At that, the animated chess pieces descend with the others through the funnel of water. Morpheus floats us up, up, up toward the huge chandelier in the domed ceiling—the one part of the room that’s still stable. The lightbulbs are as big as we are, and the dizzying height makes me nauseated. I wrap my hands around his neck and tuck my face against his smooth chest as he settles us on the brass fixture. “This isn’t happening,” I say. But it is, because I can remember it happening before, years ago.

“Find your courage. Look down. Your show is about to begin.”

I shake my head, eyes clamped tightly. “We’re too high . . . it makes my stomach kick.”

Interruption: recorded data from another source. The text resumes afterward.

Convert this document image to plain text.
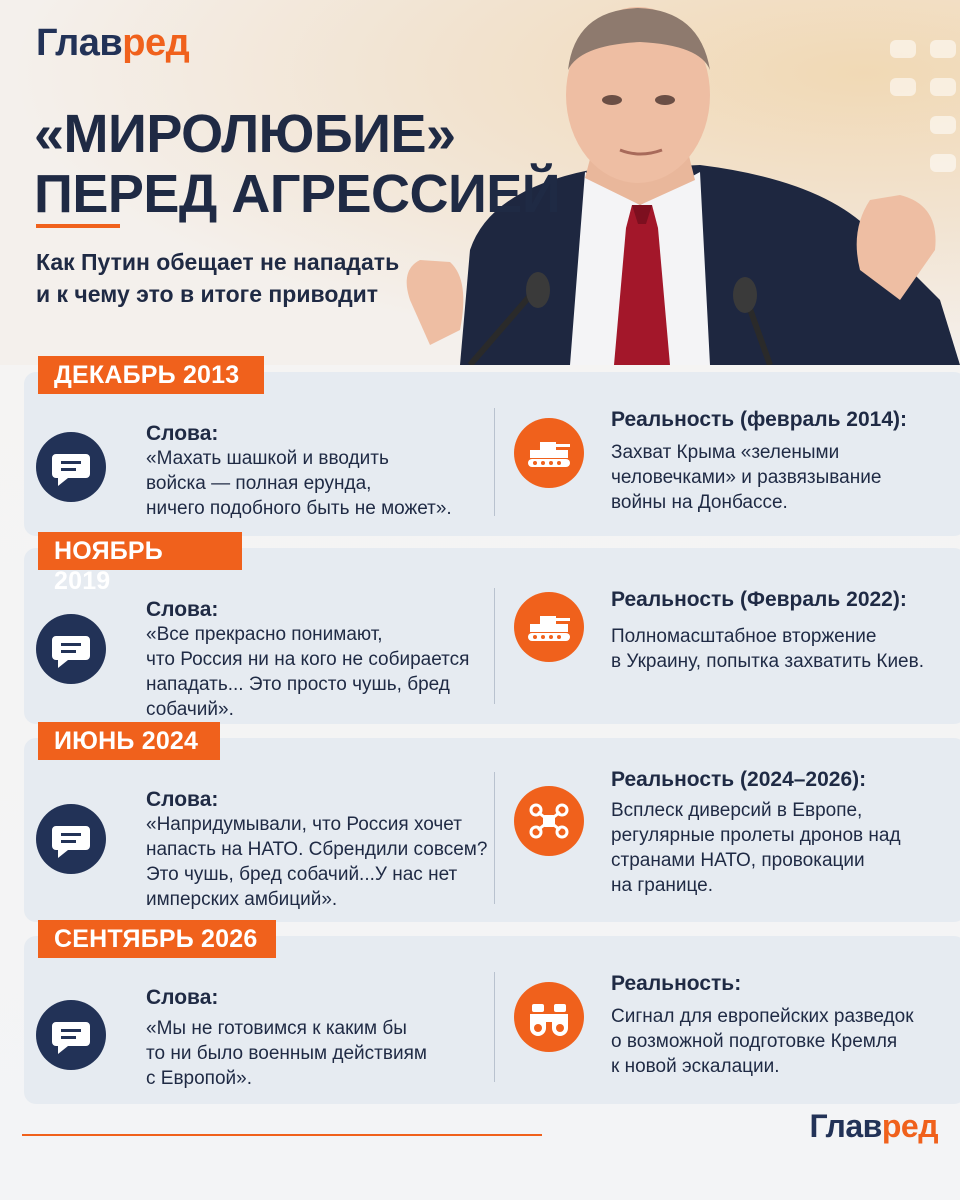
Главред
«МИРОЛЮБИЕ»
ПЕРЕД АГРЕССИЕЙ
Как Путин обещает не нападать
и к чему это в итоге приводит
ДЕКАБРЬ 2013
Слова:
«Махать шашкой и вводить
войска — полная ерунда,
ничего подобного быть не может».
Реальность (февраль 2014):
Захват Крыма «зелеными
человечками» и развязывание
войны на Донбассе.
НОЯБРЬ 2019
Слова:
«Все прекрасно понимают,
что Россия ни на кого не собирается
нападать... Это просто чушь, бред
собачий».
Реальность (Февраль 2022):
Полномасштабное вторжение
в Украину, попытка захватить Киев.
ИЮНЬ 2024
Слова:
«Напридумывали, что Россия хочет
напасть на НАТО. Сбрендили совсем?
Это чушь, бред собачий...У нас нет
имперских амбиций».
Реальность (2024–2026):
Всплеск диверсий в Европе,
регулярные пролеты дронов над
странами НАТО, провокации
на границе.
СЕНТЯБРЬ 2026
Слова:
«Мы не готовимся к каким бы
то ни было военным действиям
с Европой».
Реальность:
Сигнал для европейских разведок
о возможной подготовке Кремля
к новой эскалации.
Главред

He laughs and inhales a puff off the hookah then blows the smoke over me, saturating me in the comforting scent. “That’s how you know you’re alive, Alyssa. The kicks.”

Before I can respond, a loud rapping makes me brave a peek.

The funnel of water forms a curtain, which parts to reveal a stage. Morpheus’s bedroom has transformed. The living chess pieces dominate the scene, their milky-green bodies vivid atop a glossy black and silver chessboard that stretches the length of the floor. Everything is arranged in a large circle that reminds me of a circus’s center ring.